Appendicitis is most frequently seen in patients in their second decades of life.8 It occurs infrequently during first 3 years of life.9 In our study we had similar results with 45% of patients between 20-30 years and 22% in 30-40 age group (mean age of 28.23 years and median age of 26 years).

According to study conducted by Michelle Colson et al10 female patients were more likely to have negative explorations. In a study conducted by Kalan M et alnegative appendix rate in women using alvarado score(it was modified by deleting last parameter –shift of neutrophils to left) was 33% v/s 22%. In a study conducted by Sudhir Kumar Mohanty et al where USG finding was added to modified alvarado score (shift of neutrophils to left was deleted from original score) negative appendectomy rate was 4.8% for males and 6.7% for females.
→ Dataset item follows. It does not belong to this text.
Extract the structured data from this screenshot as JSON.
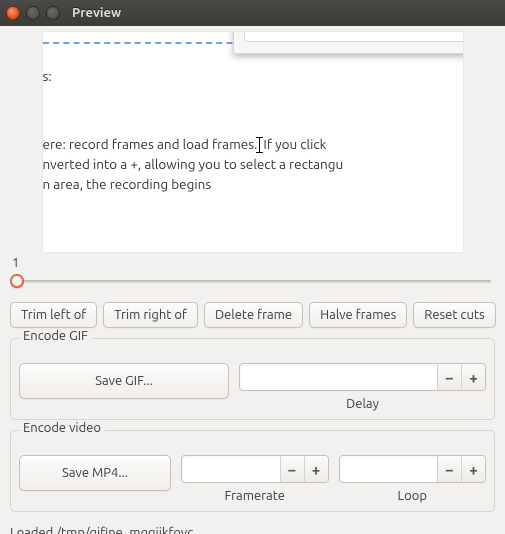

In a study conducted by Bhattacharjee PK10 who also incoroporated USG for modified alvarado score by deleting last parameter shift of neutrophils to left incidence of negative appendectomy was highest among females (28.1%).

In a study done by Owen TD (using original Alvarado score) males with score >7 had sensitivity of 94% while women with >7 score had 78% In a study done by Kalan et. Al. men with alvarado score > 7, sensitivity was 93% while for women with score > 7 it dropped to 67%. In a study conducted by Bhattacharjee10 overall sensitivity in men with scores > 7 was 94.1% while in females scores > 7 it was only 71.9%. In our study overall sensitivity score in men with scores > 7 was 100%.while in females with scores > 7 it was 94.1%

In a study conducted by Kalan et al men with scores < 7 had sensitivity of 67% while women with scores < 7 had sensitivity of 50%.In a study conducted by Bhattacharjee P.K. et. al11 men with alvarado score < 7 (<6) had sensitivity of 83.3% while women with same scores had sensitivity of 66.7%. In our study men with alvarado score <7 sensitivity was 71.4% and women with alvarado score < 7 sensitivity was63.63%.
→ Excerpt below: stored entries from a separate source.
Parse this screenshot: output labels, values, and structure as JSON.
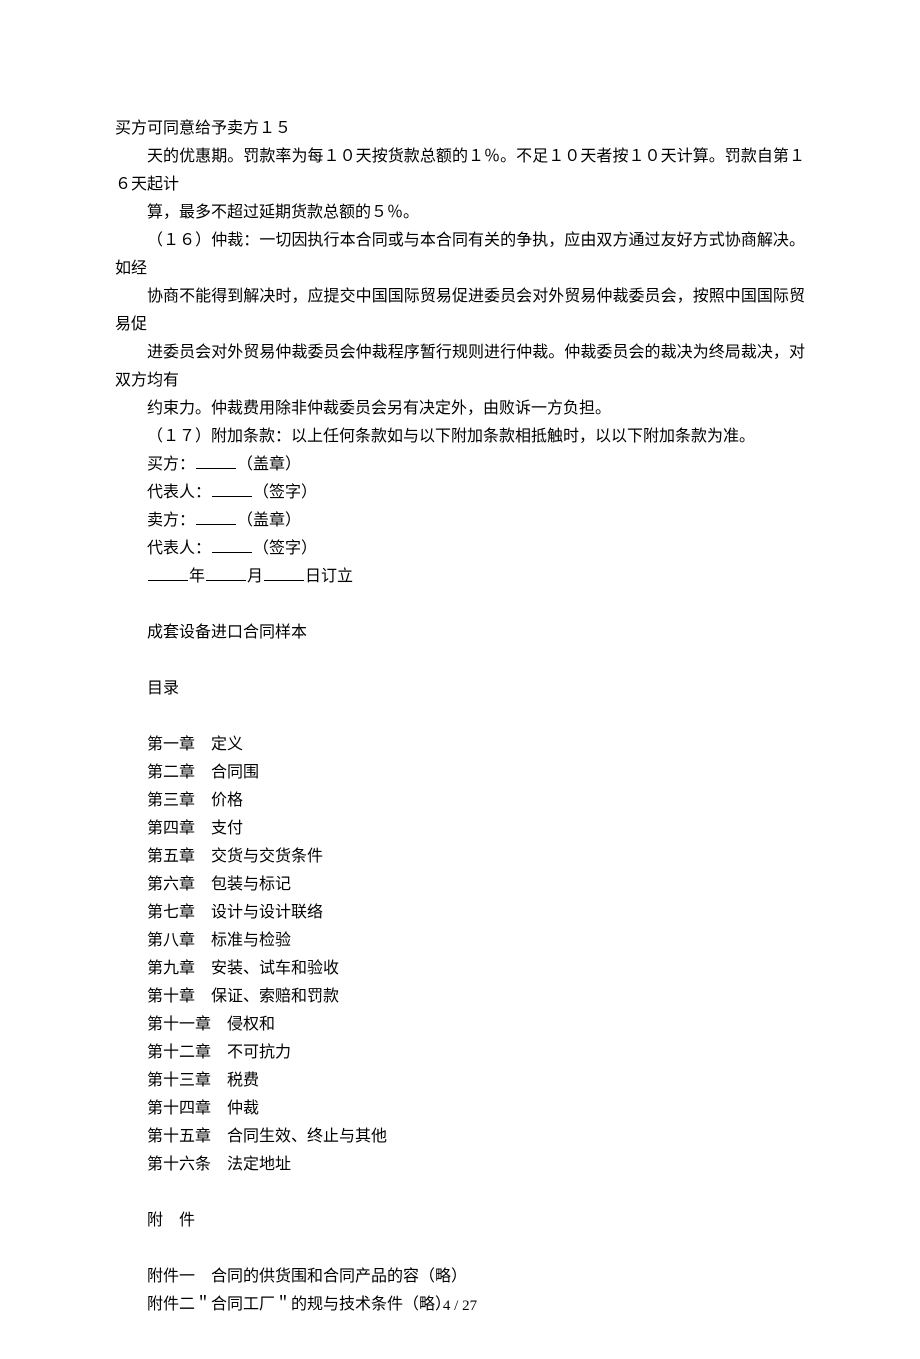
{
  "body": {
    "p1": "买方可同意给予卖方１５",
    "p2": "天的优惠期。罚款率为每１０天按货款总额的１％。不足１０天者按１０天计算。罚款自第１６天起计",
    "p3": "算，最多不超过延期货款总额的５％。",
    "p4": "（１６）仲裁：一切因执行本合同或与本合同有关的争执，应由双方通过友好方式协商解决。如经",
    "p5": "协商不能得到解决时，应提交中国国际贸易促进委员会对外贸易仲裁委员会，按照中国国际贸易促",
    "p6": "进委员会对外贸易仲裁委员会仲裁程序暂行规则进行仲裁。仲裁委员会的裁决为终局裁决，对双方均有",
    "p7": "约束力。仲裁费用除非仲裁委员会另有决定外，由败诉一方负担。",
    "p8": "（１７）附加条款：以上任何条款如与以下附加条款相抵触时，以以下附加条款为准。",
    "buyer_label": "买方：",
    "stamp_label": "（盖章）",
    "rep_label": "代表人：",
    "sign_label": "（签字）",
    "seller_label": "卖方：",
    "year": "年",
    "month": "月",
    "day_sign": "日订立",
    "sample_title": "成套设备进口合同样本",
    "toc_title": "目录",
    "chapters": [
      "第一章　定义",
      "第二章　合同围",
      "第三章　价格",
      "第四章　支付",
      "第五章　交货与交货条件",
      "第六章　包装与标记",
      "第七章　设计与设计联络",
      "第八章　标准与检验",
      "第九章　安装、试车和验收",
      "第十章　保证、索赔和罚款",
      "第十一章　侵权和",
      "第十二章　不可抗力",
      "第十三章　税费",
      "第十四章　仲裁",
      "第十五章　合同生效、终止与其他",
      "第十六条　法定地址"
    ],
    "annex_title": "附　件",
    "annex1": "附件一　合同的供货围和合同产品的容（略）",
    "annex2": "附件二＂合同工厂＂的规与技术条件（略）"
  },
  "footer": "4 / 27"
}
Open surgery have wound complication rates of upto 20% but its 5% in lap surgeries.12In a study conducted by Samuel elder et.al.13 post-operative complications occurred in 10% of cases with simple acute appendicitis, was about 20% with gangrenous/perforated appendicitis. In our study out of 4 cases of wound infections that had undergone open surgeries two had gangrenous appendix, one had perforated appendix and one had simple appendicitis

CONCLUSION: Alvarado scoring system combined with ultrasonography is a cheap and quick tool that can be applied in emergency department to diagnose acute appendicitis. Scoring system is dynamic allowing observation and critical reevaluation of evolution of clinical picture. Its application improves diagnostic accuracy and reduces negative appendectomy without increase in morbidity and/or mortality.